I adore Christmas, everything about it oozes all that is best about people. I’m not religious – not really- it doesn’t mean I don’t go all warm and fuzzy at a choir in a church singing carols and the ‘Christmas message’ isn’t lost on me.
It’s the only time of year where people are truly kinder to each other, there is a tangible sense of peace even amougst all the stress. We make a concerted effort to spend time with family and friends. We stand still for a moment and take stock of our lives and promise to be better the next year- while all these things might fall by the wayside by January the 4th, December holds eutopia.
The Christmas markets offer some of these things: people are happy, no one seems frustrated about being stuck behind a slower-moving individual, happy to go with the flow – we smile, we laugh and we amble. We admire the skill of a craft, we find the time to stop and chat and actually make eye contact with the vendor, we eat street foods and drink hot alcoholic beverages, we buy odd little curios that offer nothing more than a memory come January: this is what I love about them, I feel all the excitement of a child seeing the twinkle of Christmas lights and the rest just sweeps me along.
Bath Christmas Market.
Bath Christmas Market is not all in one spot as i’d expected but dotted around the city in clusters that you stumble across as you make your way around.

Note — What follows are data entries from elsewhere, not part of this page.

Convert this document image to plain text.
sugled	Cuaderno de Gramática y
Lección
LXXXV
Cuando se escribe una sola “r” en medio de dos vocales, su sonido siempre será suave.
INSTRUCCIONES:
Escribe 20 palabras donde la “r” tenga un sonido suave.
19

The stalls appeared to be grouped (in the most part) according to what they were selling, in some ways this made it easier to navigate to the stalls that held your interest as the streets were very busy and I didn’t want to elbow my way to a stand that didn’t hold any interest for me.
The Christmas spirit here was injected by the angelic voices of a children’s choir that stole my heart and the fiddler beneath the watchful eyes of the statues on the minster that made me smile.
This is a very popular market, there was a queue at least twenty deep for practically everything and any hopes at enjoying the other tourist attractions the city had to offer disappeared with a glance at those waiting( a reason to return).
The streets held a victorian feel, I love the Dickensian look of a lot of the shops with their multi-paned windows, you can just imagine the ladies in their long full skirts going about their day sweeping the streets with their hems. I’m sure it’s not a time I would have wanted to live in, but I’m drawn in by the romance. (squint and you can’t see the modern signs). The shops, not wanting to miss out on the influx of trade also enticed you with Christmas widow displays and sales. We had as much fun perusing the wares in the shops as we did the Market itself and they were warmer!
The Ivy getting into the swing
when shuffling along became tiresome we retreated to a quirky looking coffee shop near the food stalls that tantalized you with all the smells.
There was a mix of multicultural cuisines
Our history again fascinates me, I spend so much of my time in our older cities, staring up and wondering ‘who walked the streets before me? who will walk them after I am gone?’
The minster is intricate and ornate on the outside, the queue was too long to discover what the inside had to offer so I contented myself with circulating it instead. I bet Christmas mass in a place of such grandeur is a moving experience.
the date on the inscription caught my attention, where will the city by in another two hundred and sixty years.
With tired feet, we left others to enjoy the festive streets and we left armed only with a new hat each.